One thing I should check is if Rice came up with a man on 1st more than average. That would tend to lower IBBs.

But here is a brief analysis. It looks like Rice's best years were 77-79 and 83. The numbers below show the AVG-OBP-SLG of how the slot behind him did on the Red Sox for those years. Then I show it for the league average in those years. I don't think the differences are that great.

Red Sox

1977(5th) .274-.345-.486
1978(4th) .271-.358-.417
1979(5th) .283-.346-.474
1983(4th) .224-.260-.440

Look at how weak the hitters did behind Rice in 1983 and yet he had only 10 IBBs (tied for 9th). Singleton led with 19.

League Average for those slots, same years

1977(5th) .272-.337-.450
1978(4th) .271-.342-.440
1979(5th) .280-.349-.454
1983(4th) .280-.347-.460

Again, it does not look like Rice was followed by unusually good hitters compared to the league average.

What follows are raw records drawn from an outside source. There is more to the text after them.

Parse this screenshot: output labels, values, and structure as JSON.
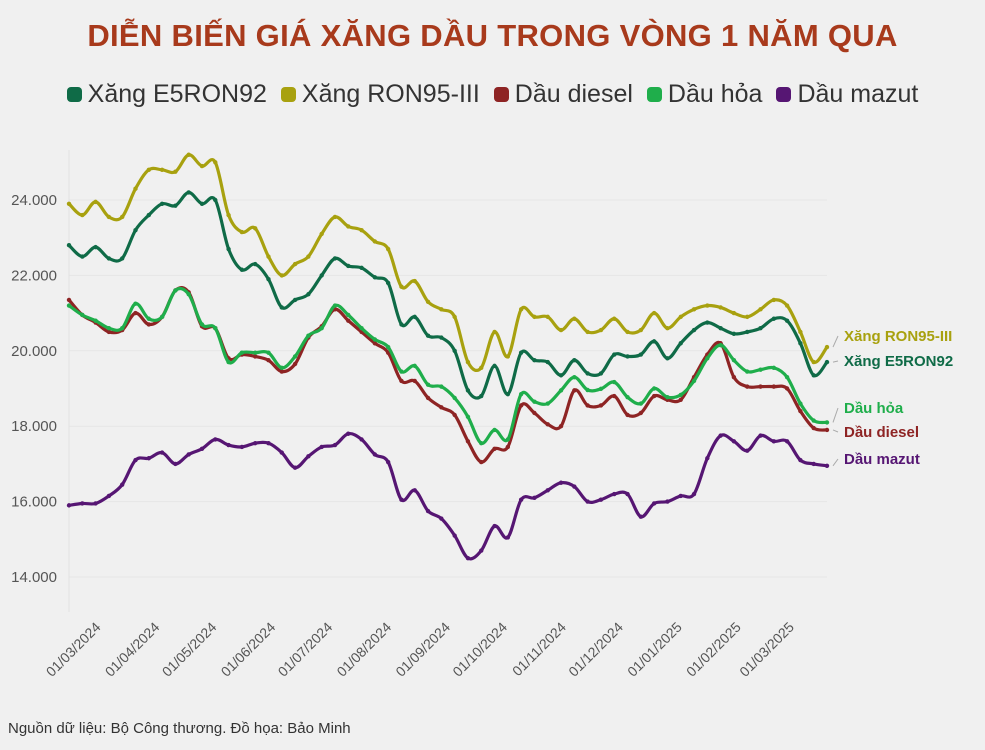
{
  "chart_data": {
    "type": "line",
    "title": "DIỄN BIẾN GIÁ XĂNG DẦU TRONG VÒNG 1 NĂM QUA",
    "xlabel": "",
    "ylabel": "",
    "ylim": [
      13000,
      25500
    ],
    "yticks": [
      14000,
      16000,
      18000,
      20000,
      22000,
      24000
    ],
    "ytick_labels": [
      "14.000",
      "16.000",
      "18.000",
      "20.000",
      "22.000",
      "24.000"
    ],
    "x_start": "2024-02-15",
    "x_step_days": 7,
    "xticks": [
      "2024-03-01",
      "2024-04-01",
      "2024-05-01",
      "2024-06-01",
      "2024-07-01",
      "2024-08-01",
      "2024-09-01",
      "2024-10-01",
      "2024-11-01",
      "2024-12-01",
      "2025-01-01",
      "2025-02-01",
      "2025-03-01"
    ],
    "xtick_labels": [
      "01/03/2024",
      "01/04/2024",
      "01/05/2024",
      "01/06/2024",
      "01/07/2024",
      "01/08/2024",
      "01/09/2024",
      "01/10/2024",
      "01/11/2024",
      "01/12/2024",
      "01/01/2025",
      "01/02/2025",
      "01/03/2025"
    ],
    "grid": true,
    "legend_position": "top",
    "series": [
      {
        "name": "Xăng E5RON92",
        "end_label": "Xăng E5RON92",
        "color": "#0f6b47",
        "values": [
          22800,
          22500,
          22750,
          22450,
          22450,
          23200,
          23600,
          23900,
          23850,
          24200,
          23900,
          24000,
          22700,
          22150,
          22300,
          21900,
          21150,
          21350,
          21500,
          22000,
          22450,
          22250,
          22200,
          21950,
          21800,
          20700,
          20900,
          20400,
          20350,
          20000,
          18950,
          18800,
          19600,
          18850,
          19950,
          19750,
          19700,
          19350,
          19750,
          19400,
          19400,
          19900,
          19850,
          19900,
          20250,
          19800,
          20200,
          20550,
          20750,
          20600,
          20450,
          20500,
          20600,
          20850,
          20800,
          20200,
          19350,
          19700
        ]
      },
      {
        "name": "Xăng RON95-III",
        "end_label": "Xăng RON95-III",
        "color": "#a8a10f",
        "values": [
          23900,
          23600,
          23950,
          23550,
          23550,
          24300,
          24800,
          24800,
          24750,
          25200,
          24900,
          25000,
          23600,
          23150,
          23250,
          22500,
          22000,
          22300,
          22500,
          23100,
          23550,
          23300,
          23200,
          22900,
          22700,
          21700,
          21850,
          21300,
          21100,
          20900,
          19700,
          19550,
          20500,
          19850,
          21100,
          20900,
          20900,
          20550,
          20850,
          20500,
          20550,
          20850,
          20500,
          20550,
          21000,
          20600,
          20900,
          21100,
          21200,
          21150,
          21000,
          20900,
          21100,
          21350,
          21200,
          20500,
          19700,
          20100
        ]
      },
      {
        "name": "Dầu diesel",
        "end_label": "Dầu diesel",
        "color": "#8e2424",
        "values": [
          21350,
          20950,
          20750,
          20500,
          20550,
          21000,
          20700,
          20900,
          21600,
          21550,
          20650,
          20600,
          19800,
          19900,
          19850,
          19750,
          19450,
          19650,
          20350,
          20650,
          21100,
          20800,
          20500,
          20200,
          19950,
          19200,
          19200,
          18750,
          18500,
          18300,
          17600,
          17050,
          17400,
          17450,
          18550,
          18350,
          18050,
          18000,
          18950,
          18550,
          18550,
          18800,
          18300,
          18350,
          18800,
          18700,
          18700,
          19300,
          19900,
          20200,
          19300,
          19050,
          19050,
          19050,
          19000,
          18400,
          17950,
          17900
        ]
      },
      {
        "name": "Dầu hỏa",
        "end_label": "Dầu hỏa",
        "color": "#1fae4b",
        "values": [
          21200,
          20950,
          20800,
          20600,
          20600,
          21250,
          20850,
          20900,
          21600,
          21500,
          20700,
          20600,
          19700,
          19950,
          19950,
          19950,
          19550,
          19850,
          20400,
          20600,
          21200,
          20950,
          20600,
          20300,
          20100,
          19450,
          19600,
          19100,
          19050,
          18750,
          18250,
          17550,
          17900,
          17650,
          18850,
          18650,
          18600,
          18950,
          19300,
          18960,
          18990,
          19170,
          18770,
          18600,
          19000,
          18770,
          18830,
          19200,
          19800,
          20150,
          19750,
          19450,
          19500,
          19550,
          19300,
          18600,
          18150,
          18100
        ]
      },
      {
        "name": "Dầu mazut",
        "end_label": "Dầu mazut",
        "color": "#561673",
        "values": [
          15900,
          15950,
          15950,
          16150,
          16450,
          17100,
          17150,
          17300,
          17000,
          17250,
          17400,
          17650,
          17500,
          17450,
          17550,
          17550,
          17300,
          16900,
          17200,
          17450,
          17500,
          17800,
          17650,
          17250,
          17050,
          16050,
          16300,
          15750,
          15550,
          15100,
          14500,
          14700,
          15350,
          15050,
          16050,
          16100,
          16300,
          16500,
          16400,
          16000,
          16050,
          16200,
          16200,
          15600,
          15950,
          16000,
          16150,
          16200,
          17150,
          17750,
          17600,
          17350,
          17750,
          17600,
          17600,
          17100,
          17000,
          16950
        ]
      }
    ]
  },
  "footer": "Nguồn dữ liệu: Bộ Công thương. Đồ họa: Bảo Minh"
}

In 1978, Ben Ogilvie had 10 IBBs and Rice had 7. Remmber, this was Rice's best year, with 46 HRs. The guys batting 6th on Milwaukee that year had AVG-OBP-SLG of .301-.359 -.448, far better than the guys behind Rice. Ogilvie batted mostly 5th that year and had 18 HRs and a .303 AVG. Rice hit 46 HRs with a .315 AVG. Rice had more impressive stats and weaker hitters behind him yet he had fewer IBBs. Carew actually led the league with 19.

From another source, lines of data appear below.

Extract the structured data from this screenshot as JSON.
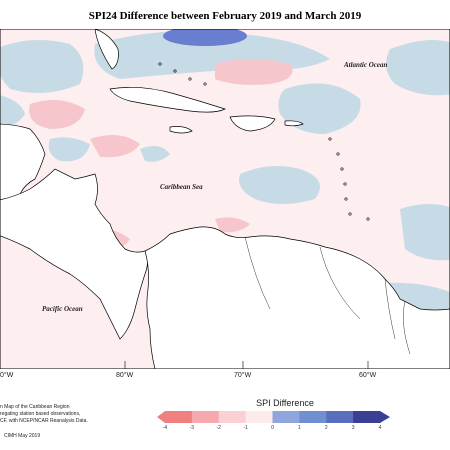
{
  "title": "SPI24 Difference between February 2019 and March 2019",
  "labels": {
    "atlantic": "Atlantic Ocean",
    "caribbean": "Caribbean Sea",
    "pacific": "Pacific Ocean"
  },
  "longitudes": [
    "0°W",
    "80°W",
    "70°W",
    "60°W"
  ],
  "credits": {
    "line1": "n Map of the Caribbean Region",
    "line2": "regating station based observations,",
    "line3": "CF, with NCEP/NCAR Reanalysis Data.",
    "footer": "CIMH May 2019"
  },
  "legend": {
    "title": "SPI Difference",
    "ticks": [
      "-4",
      "-3",
      "-2",
      "-1",
      "0",
      "1",
      "2",
      "3",
      "4"
    ],
    "colors": [
      "#f08080",
      "#f6a9ad",
      "#fbd0d4",
      "#fdeaea",
      "#d8e7ef",
      "#8ea6dc",
      "#6f8fd0",
      "#5a6ebe",
      "#3a3f94"
    ]
  },
  "colors": {
    "ocean_neutral": "#fdeef0",
    "blue_light": "#c7dbe6",
    "blue_dark": "#6a7ecf",
    "pink": "#f6c6cc",
    "land": "#ffffff"
  }
}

Here are the numbers on the percentage of time Rice came up with a man on 1st (but not 1st only), then followed by the league averages.

1977 31.1%
1978 30%
1979 36.3%
1983 40.8%

League average

1977 30.5%
1978 30.7%
1979 31%
1983 30.7%

So in two of these years, Rice was at the league average. That would not stop him from getting walked intentionally. The other years he did have a man blocking an IBB on 1st more than average. But again, in 1978 he had his best year, the guys behind him did not hit very well and he only had an average number of guys on 1st. Yet he had only 7 IBBs.

Take Don Baylor in 1978. He had 9 IBBs with 34 HRs and a .255 AVG. Less fearsome than Rice's numbers. He batted mostly 5th, but a good chunk came 4th, too. The 6th place hitters on the Angels had a .423 SLG, only .049 below Baylor's .472. So if you walk him, you don't gain much. Rice had an SLG of .600, so walking him saved you .183. Big incentive to give him a walk.

Now Baylor did bat 4th a good bit, too. So how did the 5th place hitters do? Some of that includes him. But if you take that out, they slugged .453. almost as good as Baylor. So again, IBBing him is no big gain.

28.5% of the time was there a man on 1st with Baylor up. That is less than Rice (30%) but not that much. With 1st base open, you will IBB a guy more. But gain the difference is not that great and with Rice you had a huge gain in SLG.

In 1979, Wayne Gross of the A's had 9 IBBs. He batted .224 with 14 HRs in 138 games. Jim Rice who batted .325 and had 39 HRs had 4 IBBs (and surely he had a fearsome reputation after winning the MVP award the year before). Gross tended to bat 3rd or 5th. The 4th place hitters on Oakland had a SLG of .406. 6th place hitters slugged .332. Gross slugged .367. It was hardly any advantage for A's opponents to walk him. Yet he more than double Rice's total.